Good luck! Hope you get the job


----------



## power2theweak (Jan 2, 2009)

Good luck! I'm rooting for you! Let us know how it goes!


----------



## strawberryjulius (Jun 28, 2009)

Good luck!


----------



## TaniaN (Jun 24, 2009)

Best of luck to you, I'm sure you will do great. Let us know how it works out


----------



## AriesTrying (Mar 19, 2009)

i dont know exactly what youre nervous about, but i just applied for a job too and am nervous that if i actually GET the job that i wont be able to do it right.yadda yadda yadda. so if youre anything like me.. just think this - you know deep down that you can handle the job. tell yourself you are a competent, confident person who can be an amazing employee. then take a bubble bath, read and relax! good luck!


----------



## deeds14 (Jul 9, 2009)

Just act confident and be yourself!  You will do great.


----------



## fridays child (Jun 4, 2009)

AriesTrying said:


> just think this - you know deep down that you can handle the job. tell yourself you are a competent, confident person who can be an amazing employee. then take a bubble bath, read and relax! good luck!

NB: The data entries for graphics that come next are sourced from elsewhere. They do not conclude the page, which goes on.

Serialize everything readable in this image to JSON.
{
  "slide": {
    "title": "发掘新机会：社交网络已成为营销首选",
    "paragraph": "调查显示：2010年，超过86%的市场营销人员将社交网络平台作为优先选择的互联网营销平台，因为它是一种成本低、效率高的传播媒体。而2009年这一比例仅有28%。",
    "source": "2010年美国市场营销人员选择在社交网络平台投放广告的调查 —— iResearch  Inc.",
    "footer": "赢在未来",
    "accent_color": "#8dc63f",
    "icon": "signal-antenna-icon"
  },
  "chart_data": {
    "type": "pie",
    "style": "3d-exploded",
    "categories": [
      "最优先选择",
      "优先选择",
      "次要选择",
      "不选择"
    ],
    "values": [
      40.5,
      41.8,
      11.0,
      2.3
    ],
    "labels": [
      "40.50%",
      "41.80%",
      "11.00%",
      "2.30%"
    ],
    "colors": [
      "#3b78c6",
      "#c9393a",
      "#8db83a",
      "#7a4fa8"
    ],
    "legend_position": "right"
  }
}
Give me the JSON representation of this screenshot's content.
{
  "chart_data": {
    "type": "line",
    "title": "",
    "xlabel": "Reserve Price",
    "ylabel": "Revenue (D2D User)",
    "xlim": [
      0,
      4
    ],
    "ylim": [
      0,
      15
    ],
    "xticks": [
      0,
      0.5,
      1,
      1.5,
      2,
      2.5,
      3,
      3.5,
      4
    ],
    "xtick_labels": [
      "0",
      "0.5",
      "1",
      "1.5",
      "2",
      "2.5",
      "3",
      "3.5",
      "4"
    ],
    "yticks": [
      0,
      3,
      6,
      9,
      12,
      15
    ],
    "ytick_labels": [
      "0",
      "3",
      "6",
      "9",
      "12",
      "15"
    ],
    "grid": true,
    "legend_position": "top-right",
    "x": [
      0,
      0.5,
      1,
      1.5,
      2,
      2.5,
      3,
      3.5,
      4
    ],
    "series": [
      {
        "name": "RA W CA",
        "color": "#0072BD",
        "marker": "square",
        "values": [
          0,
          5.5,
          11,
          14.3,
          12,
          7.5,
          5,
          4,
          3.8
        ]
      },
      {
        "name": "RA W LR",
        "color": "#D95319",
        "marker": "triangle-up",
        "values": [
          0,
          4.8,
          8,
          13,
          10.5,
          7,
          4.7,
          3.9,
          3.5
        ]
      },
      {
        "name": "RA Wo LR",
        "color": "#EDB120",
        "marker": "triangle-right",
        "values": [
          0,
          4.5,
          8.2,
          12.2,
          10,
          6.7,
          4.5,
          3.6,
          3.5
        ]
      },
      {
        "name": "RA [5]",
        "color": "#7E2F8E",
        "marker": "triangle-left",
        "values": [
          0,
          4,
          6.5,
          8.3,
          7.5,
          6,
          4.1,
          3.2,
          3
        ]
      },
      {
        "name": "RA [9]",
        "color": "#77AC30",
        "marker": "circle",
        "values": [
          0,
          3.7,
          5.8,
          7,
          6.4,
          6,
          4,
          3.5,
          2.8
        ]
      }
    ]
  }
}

 This is very true...to think positively can make a big difference. (no...not as in I'm positive I'll screw it up ) But...it just does not come very natural to me. For me, it's better to think things like....I know I'm going to have a mix of doing rights and wrongs while I'm learning - I've got to give myself some breathing room - I don't need to be an amazing employee because choosing to be a good-enough employee can be very acceptable at this point (does not apply to heart surgeons)...I don't see myself as competent right now - but I'm not incompetent either- there's a lot of levels between the two and each day is getting closer to that point. These are things I say in my head to help me relax, not as a put down though. I hope things go your way!!:group


----------



## Witan (Jun 13, 2009)

Thanks everyone for the encouragement. I just applied for it (took a while, I know :b) Hopefully I'll find out if I got it soon.


----------



## power2theweak (Jan 2, 2009)

Good! <crosses fingers>


----------



## fridays child (Jun 4, 2009)

:yes keep us updated ! :yes


----------